THE zoon politikon have often distinguished themselves by the virtue of their value-orientation, and that their values have been eternally in the flux of formation undergoing the dialectics of both kinds material and spiritual (to reconcile Marx and Weber in the manner of Bourdieu’s logic of practice). Never will it be possible to imagine a society without values, even the state of anomie has conflicting values as Emile Durkheim taught us. Then, it is fool-hardy to believe the modernisation theorists, or some of the bland rationalists, that the conventional value structures have to be reined in by the strictures of the legal machinations. It is imperative to bolster the practice of redefining values instead. In other words, the need is to indulge in the perpetual rethinking and redefinition of the notion of social honour. Not only to combat the persons of consequence, like a Vice-Chancellor of a university or an atrociously unrelenting Khap Punchayat, or an anti-people state, or an irrationally militant group of Naxalites, it is also the need of the hour for those who intend to protect the possibility of protesting. For, the absolute notion of honour blocks the possibility of dissent, and presents everything in black and white: either for us or against us.

This juncture in any political enterprise is lethal to the motives of politicking whereby thinking off-beat is almost sacrilegious: speaking critically of the state’s war on people is immediately dubbed as pro-Naxalite and speaking of the need of the state to curb the mindless terror is termed a stooge’s perspective. It happens when the notion of honour is absolute and without any possibility of plurality. When a Nitish Kumar invokes a syrupy idea of Bihari pride to attract the Bihari immigrants for investment in Bihar, it may not be immediately clouded by the feeling of any fear of violence. But then, it may also be very difficult for anybody to sniff for the fish in the rosy garden of ‘honour’. Not to forget, that similar notion appeared very innocuous at the nascent stage in Bomaby, which brutally transformed the place into Mumbai.

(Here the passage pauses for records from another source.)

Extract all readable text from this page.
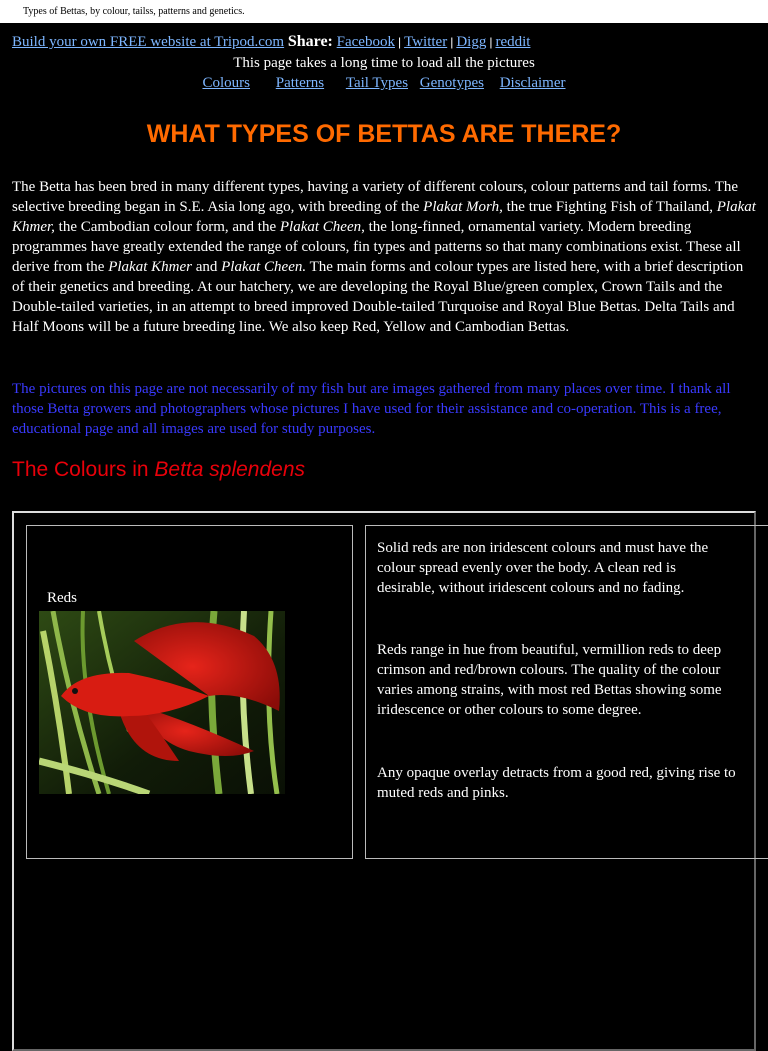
Types of Bettas, by colour, tailss, patterns and genetics.
Build your own FREE website at Tripod.com Share: Facebook | Twitter | Digg | reddit
This page takes a long time to load all the pictures
Colours Patterns Tail Types Genotypes Disclaimer
WHAT TYPES OF BETTAS ARE THERE?

The Betta has been bred in many different types, having a variety of different colours, colour patterns and tail forms. The selective breeding began in S.E. Asia long ago, with breeding of the Plakat Morh, the true Fighting Fish of Thailand, Plakat Khmer, the Cambodian colour form, and the Plakat Cheen, the long-finned, ornamental variety. Modern breeding programmes have greatly extended the range of colours, fin types and patterns so that many combinations exist. These all derive from the Plakat Khmer and Plakat Cheen. The main forms and colour types are listed here, with a brief description of their genetics and breeding. At our hatchery, we are developing the Royal Blue/green complex, Crown Tails and the Double-tailed varieties, in an attempt to breed improved Double-tailed Turquoise and Royal Blue Bettas. Delta Tails and Half Moons will be a future breeding line. We also keep Red, Yellow and Cambodian Bettas.

The pictures on this page are not necessarily of my fish but are images gathered from many places over time. I thank all those Betta growers and photographers whose pictures I have used for their assistance and co-operation. This is a free, educational page and all images are used for study purposes.

The Colours in Betta splendens
Reds

Solid reds are non iridescent colours and must have the colour spread evenly over the body. A clean red is desirable, without iridescent colours and no fading.

Reds range in hue from beautiful, vermillion reds to deep crimson and red/brown colours. The quality of the colour varies among strains, with most red Bettas showing some iridescence or other colours to some degree.

Any opaque overlay detracts from a good red, giving rise to muted reds and pinks.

The notion of honour warrants constant watchdogs; in other words, the critical intelligentsia with an audience of the persons of consequence (the machinery of the state). Acknowledging the notion of honour, or for that matter any specific value, as an idea in flux of becoming, keys the locks of mind open. It also enables to reformulate the very notion of honour time and again, in the face of jostling tides of uncertainty and untowards.

The author is an Assistant Professor, Kamla Nehru College, University of Delhi. He is in the process of submitting a doctoral thesis on the oral tradition of India at the Centre for the Study of Social Systems, School of Social Sciences, Jawaharlal Nehru University, New Delhi.